Elizabeth Uva

Biology resource review: Scitable

Blog Post created by Elizabeth Uva Employee on Jul 21, 2016

Originally posted by Tara Baxter, M.S.

 

Finding valuable learning tools can cost time and money, especially with the cost of educational resources rising higher and higher each year. Biologists are now in luck thanks to Scitable, an open, peer-reviewed science library and personal learning tool.

Although the content is focused mainly on genetics and cell biology, it’s applicable to most biology courses and specializations. Scientists at any stage in their career can build a profile, identifying their background and area of expertise, and use it to network with others in their field by joining groups and discussions.

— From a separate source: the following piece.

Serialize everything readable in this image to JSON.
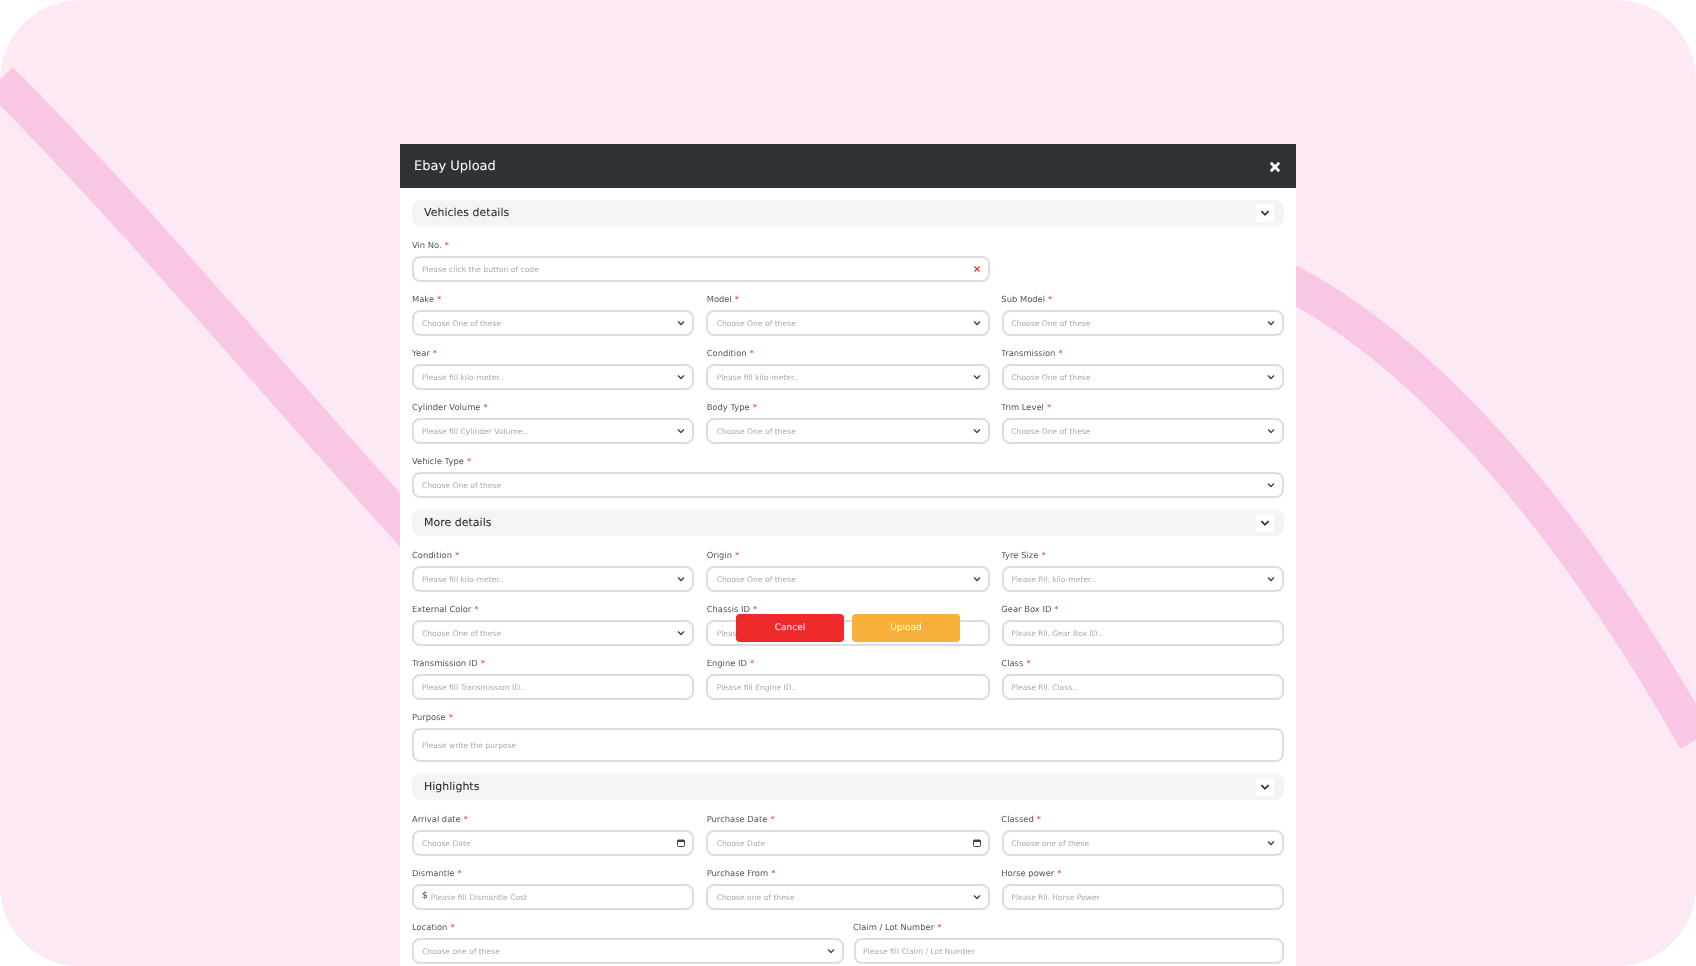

Scitable provides relevant resources for anyone interested in biology. Budding scientists can find information about effective science communication and career paths, and professors and researchers can access peer-reviewed articles and current events in their field. The blog community at Scitable harbors an array of discussion topics for all audiences ranging from “Bioscience eLearning” to “Genetics of Dog Breeding” to “Microbe Matters.” Many of the posts feature relevant video content that may help pique students’ interests in different topics in genetics and biology by presenting information in the form that the digital native prefers: blogs and vidcast.

How to use Scitable in your course

One of my personal foci in science education is incorporating technology for digital native students. They are accustomed to a constant stream of bite-sized information, so blog posts and short videos can be an effective way to present information to them. This rides the coattails of informational videos and "now you know" style information (like TEDTalks) that are growing increasingly popular to people, young and old.

Scitable offers a unique resource that can help you accomplish this in your course: the ability to build a free virtual classroom. You can create a customized list of assigned readings, moderate class discussions, post announcements, and build a feed with top stories from Nature and Scientific American. This is the most direct way to incorporate Scitable’s rich stream of content into your course and engage your students in the real world of science using a medium that they’re comfortable with.

Scitable has a great mix of mini-review style articles and regular, high-level journal articles that are applicable to introductory courses, upper-level courses, and even biology seminars. The simplified mini-review style articles are a useful way to introduce new or undergraduate students to the style of journal writing without intimidating them with overly complex data. The articles are informative, short, and often include a scientific figure or table from the actual journal article. The information is presented in a way that is more approachable than it may have been in its original paper. It’s a good way for young students to begin considering novel concepts.

 

The eBooks and resource guides also provide a springboard for understanding and using some of the more complex and customizable online tools in genetics, like the UCSC Genome Browser. These types of resources can be incredibly effective for students taking courses that require hands-on work with tools that are used to conduct real experiments and studies. These tools are often daunting to students approaching them for the first time (even after they’ve had some exposure during class), so the dedicated guides on Scitable can also be handy.

Check out Scitable and its growing community of biologists. Whether you’re a professor looking for a way to engage your students, or a researcher who wants to stay connected with your peers, it could be extremely valuable to you!